There is extensive evidence linking short- and long-term exposure to air pollution with an increased risk of respiratory infections. In our study, SO2, NO2, and PM10 exhibited significant lag effects and nonlinear relationships regarding their impact on HPIV3 infections. For PM10, the concentration consistently exerts a positive effect on HPIV3 infections, with the impact intensifying as the concentration increases, while the effect diminishes with an extended time lag. This may be attributed to the persistent irritant effect of PM10 on the respiratory tract, as this pollutant has been shown to increase susceptibility and inflammatory responses to viruses in primary human bronchial epithelial cells33. Luong et al34 reported a relationship between PM10 concentrations and respiratory disease-related hospital admissions in the polluted city of Hanoi, Vietnam. In other cities in China, both in warm southern regions and cold industrial cities, studies have shown that PM10 concentrations serve as a risk indicator for the incidence of respiratory diseases among children10,35. Increased exposure to SO2 and NO2 is also associated with a greater risk of respiratory diseases12,36. Past studies have reported that an ordinary person can withstand only 2.62 μg/m3 SO2 in ambient air without any respiratory problems37. Orellano et al38, in a more recent and extensive review and meta-analysis, confirmed that short-term exposure to SO2, ranging from a few hours to a few days, can lead to an increased risk of respiratory morbidity and mortality. Our research indicates that SO2 and NO2 have a delayed impact on HPIV3 infections, which contrasts with the immediate effects typically associated with PM10. Iwasawa et al.39 reported that SO2 exposure-related respiratory symptoms can persist up to two years. A study in Northeast China has highlighted the association between the cumulative lag effect of NO2 and an increased risk of influenza40. This suggests that the effects of these gases are prolonged, underscoring the importance of considering long-term exposure in respiratory health assessments.

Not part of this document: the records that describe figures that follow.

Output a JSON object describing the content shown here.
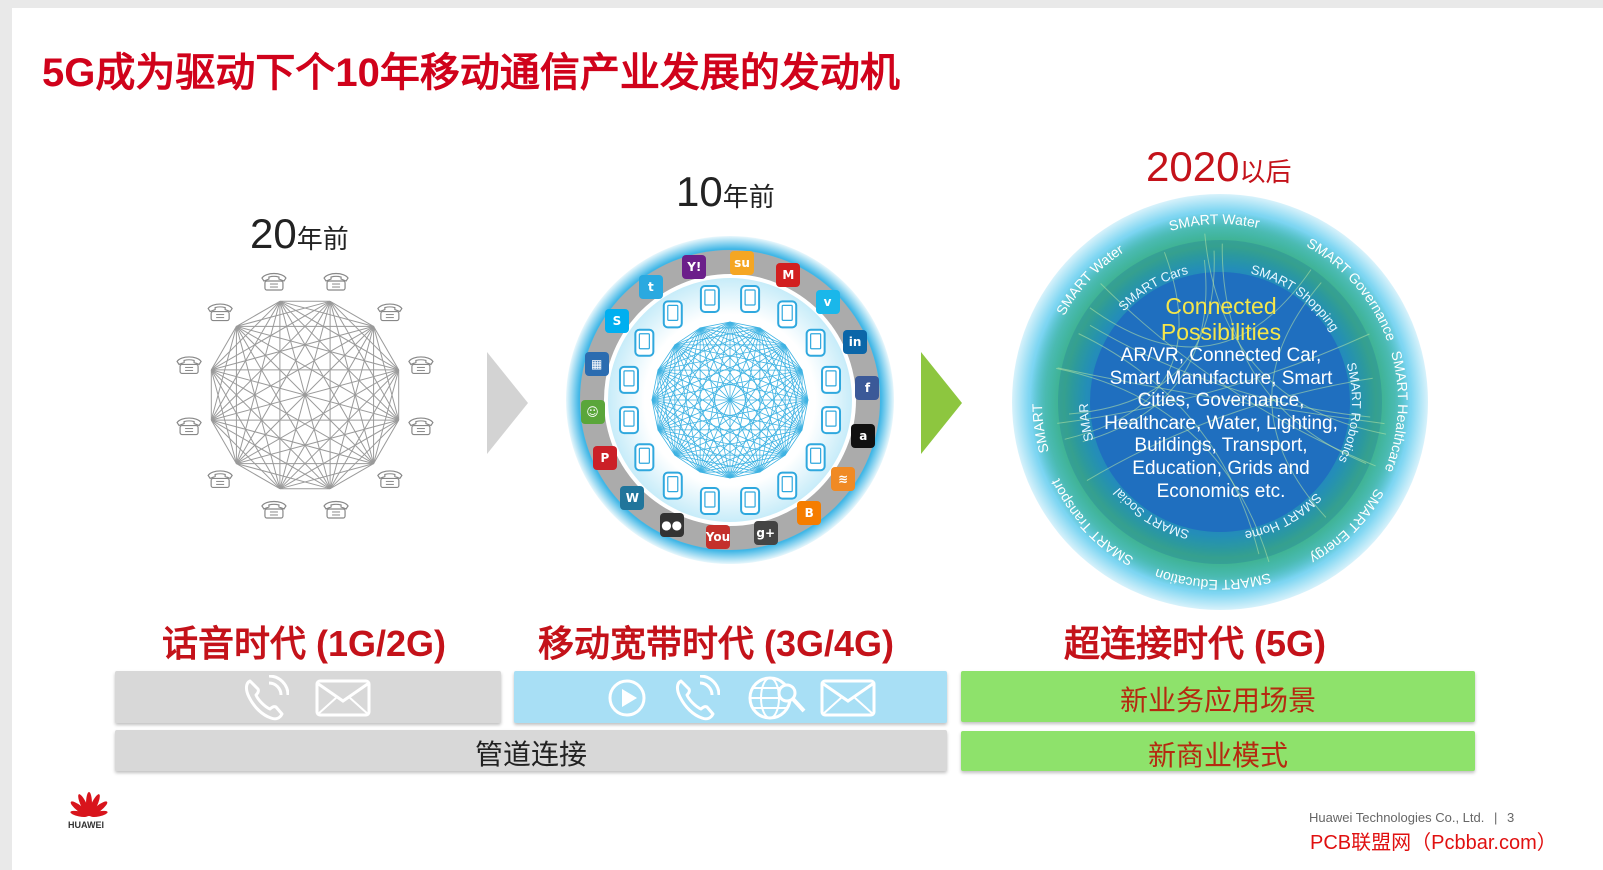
{
  "title": "5G成为驱动下个10年移动通信产业发展的发动机",
  "eras": [
    {
      "period_number": "20",
      "period_suffix": "年前",
      "name": "话音时代 (1G/2G)",
      "bar_icons": [
        "phone-call-icon",
        "mail-icon"
      ]
    },
    {
      "period_number": "10",
      "period_suffix": "年前",
      "name": "移动宽带时代 (3G/4G)",
      "bar_icons": [
        "play-icon",
        "phone-call-icon",
        "web-search-icon",
        "mail-icon"
      ]
    },
    {
      "period_number": "2020",
      "period_suffix": "以后",
      "name": "超连接时代 (5G)"
    }
  ],
  "pipe_label": "管道连接",
  "new_scenarios_label": "新业务应用场景",
  "new_business_label": "新商业模式",
  "connected": {
    "heading_line1": "Connected",
    "heading_line2": "Possibilities",
    "lines": [
      "AR/VR, Connected Car,",
      "Smart Manufacture, Smart",
      "Cities, Governance,",
      "Healthcare, Water, Lighting,",
      "Buildings, Transport,",
      "Education, Grids and",
      "Economics etc."
    ]
  },
  "ring_outer": [
    "SMART Energy",
    "SMART Education",
    "SMART Transport",
    "SMART Lighting",
    "SMART Water",
    "SMART Water",
    "SMART Governance",
    "SMART Healthcare"
  ],
  "ring_inner": [
    "SMART Home",
    "SMART Social",
    "SMART Entertainment",
    "SMART Cars",
    "SMART Shopping",
    "SMART Robotics"
  ],
  "app_icons": [
    {
      "name": "yahoo-icon",
      "glyph": "Y!",
      "color": "#6b1f8a"
    },
    {
      "name": "stumbleupon-icon",
      "glyph": "su",
      "color": "#f5a623"
    },
    {
      "name": "meetup-icon",
      "glyph": "M",
      "color": "#d21f1f"
    },
    {
      "name": "vimeo-icon",
      "glyph": "v",
      "color": "#1ab7ea"
    },
    {
      "name": "linkedin-icon",
      "glyph": "in",
      "color": "#0b66a8"
    },
    {
      "name": "facebook-icon",
      "glyph": "f",
      "color": "#3b5998"
    },
    {
      "name": "amazon-icon",
      "glyph": "a",
      "color": "#111111"
    },
    {
      "name": "rss-icon",
      "glyph": "≋",
      "color": "#f08a24"
    },
    {
      "name": "blogger-icon",
      "glyph": "B",
      "color": "#f57d00"
    },
    {
      "name": "google-plus-icon",
      "glyph": "g+",
      "color": "#444444"
    },
    {
      "name": "youtube-icon",
      "glyph": "You",
      "color": "#c4302b"
    },
    {
      "name": "flickr-icon",
      "glyph": "●●",
      "color": "#333333"
    },
    {
      "name": "wordpress-icon",
      "glyph": "W",
      "color": "#21759b"
    },
    {
      "name": "pinterest-icon",
      "glyph": "P",
      "color": "#cb2027"
    },
    {
      "name": "chat-icon",
      "glyph": "☺",
      "color": "#5aa63a"
    },
    {
      "name": "delicious-icon",
      "glyph": "▦",
      "color": "#2b6cb0"
    },
    {
      "name": "skype-icon",
      "glyph": "S",
      "color": "#00aff0"
    },
    {
      "name": "twitter-icon",
      "glyph": "t",
      "color": "#2aa9e0"
    }
  ],
  "footer": {
    "logo_text": "HUAWEI",
    "company": "Huawei Technologies Co., Ltd.",
    "separator": "|",
    "page": "3",
    "watermark": "PCB联盟网（Pcbbar.com）"
  },
  "colors": {
    "title_red": "#d0021b",
    "grey_bar": "#d8d8d8",
    "blue_bar": "#a8dff5",
    "green_bar": "#8ee26b",
    "arrow_grey": "#d3d3d3",
    "arrow_green": "#8dc63f"
  }
}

However, our study has certain limitations. First, as a time series analysis, this study is inherently ecological and may be susceptible to ecological fallacy. By focusing solely on the overall population without stratifying by sex or geographical region, we may have overlooked important nuances in the data. Second, our study’s reliance on data exclusively from hospitalized children, with outpatient cases excluded, limits the generalizability of our conclusions to the broader population. This limitation underscores the need for future research to include a more diverse sample to ensure the robustness of the findings. Third, our study only compared the clinical differences between HPIV3 and RSV infections and did not further compare the epidemiological differences of the two infections. Future research should include a comparison of the epidemiological characteristics of HPIV3 and RSV to provide a more comprehensive understanding of their respective transmission dynamics. Finally, the single-center nature of our research may have introduced biases due to geographical, environmental, and other factors. To address this limitation and gain a more comprehensive understanding of the disease’s epidemiological patterns, future studies should involve multicenter research, which can provide a more accurate and reliable picture of the meteorological impact on HPIV3 infection.

In conclusion, while our study provides valuable insights into the impact of temperature and air pollutants on HPIV3 infection, further research is needed to overcome these limitations and refine our understanding of the disease.